Friday, February 24, 2012

The FDA has approved Korlym (mifepristone) 300mg tablets as a once-daily oral medicine to control hyperglycemia secondary to hypercorisolism in adults with endogenous Cushing’s syndrome, according to Corcept Therapeutics.

“We appreciate the FDA’s diligent attention to our NDA and its grant of approval on the PDUFA date,” said Joseph K. Belanoff, M.D., CEO of Corcept. “We plan to make Korlym available to patients by May 1 through a distribution system designed to support both patients and prescribers.”

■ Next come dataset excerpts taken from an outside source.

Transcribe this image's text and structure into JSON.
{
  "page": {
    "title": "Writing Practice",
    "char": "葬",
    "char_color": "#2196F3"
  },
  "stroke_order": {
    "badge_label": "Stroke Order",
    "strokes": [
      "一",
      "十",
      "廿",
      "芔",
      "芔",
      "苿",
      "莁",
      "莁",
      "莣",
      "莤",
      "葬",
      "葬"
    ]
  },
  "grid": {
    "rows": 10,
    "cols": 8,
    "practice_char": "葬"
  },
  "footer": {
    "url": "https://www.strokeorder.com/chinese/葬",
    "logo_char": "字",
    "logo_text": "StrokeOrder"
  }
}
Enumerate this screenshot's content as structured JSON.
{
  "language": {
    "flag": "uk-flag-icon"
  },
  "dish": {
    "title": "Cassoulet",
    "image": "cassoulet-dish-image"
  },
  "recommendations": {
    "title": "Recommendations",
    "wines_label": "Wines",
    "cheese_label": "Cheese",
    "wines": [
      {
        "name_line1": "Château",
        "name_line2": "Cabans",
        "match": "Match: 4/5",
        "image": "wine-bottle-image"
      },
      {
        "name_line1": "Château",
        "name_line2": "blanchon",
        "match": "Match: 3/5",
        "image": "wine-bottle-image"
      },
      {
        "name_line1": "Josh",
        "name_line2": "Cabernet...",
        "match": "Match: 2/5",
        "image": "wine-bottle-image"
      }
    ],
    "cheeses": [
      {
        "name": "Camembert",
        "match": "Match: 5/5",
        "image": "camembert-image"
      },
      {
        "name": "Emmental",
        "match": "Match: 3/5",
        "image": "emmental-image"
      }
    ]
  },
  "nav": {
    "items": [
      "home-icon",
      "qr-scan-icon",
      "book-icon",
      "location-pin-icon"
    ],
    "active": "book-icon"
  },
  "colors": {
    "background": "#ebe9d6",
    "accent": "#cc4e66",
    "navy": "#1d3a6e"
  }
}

Korlym 300mg blocks the glucocorticoid receptor type II (GR-II) to which cortisol normally binds. By blocking this receptor, the drug inhibits the effects of excess cortisol in Cushing’s syndrome patients. Korlym 300mg is for patients with diabetes mellitus type 2 or glucose intolerance and have failed surgery or are not candidates for surgery.

“Korlym is a significant advance in the treatment of patients suffering from the debilitating symptoms of Cushing’s syndrome,” said Robert L. Roe, M.D., president of Corcept. “For the first time, these patients have access to an approved therapy when surgery has failed or is not an option.”

The FDA has designated Korlym as an Orphan Drug, a special status designed to encourage the development of medicines for rare diseases and conditions, which will give Corcept marketing exclusivity until February 2019.  Corcept has hired CuraScript SP, a subsidiary of Express Scripts, to dispense the drug.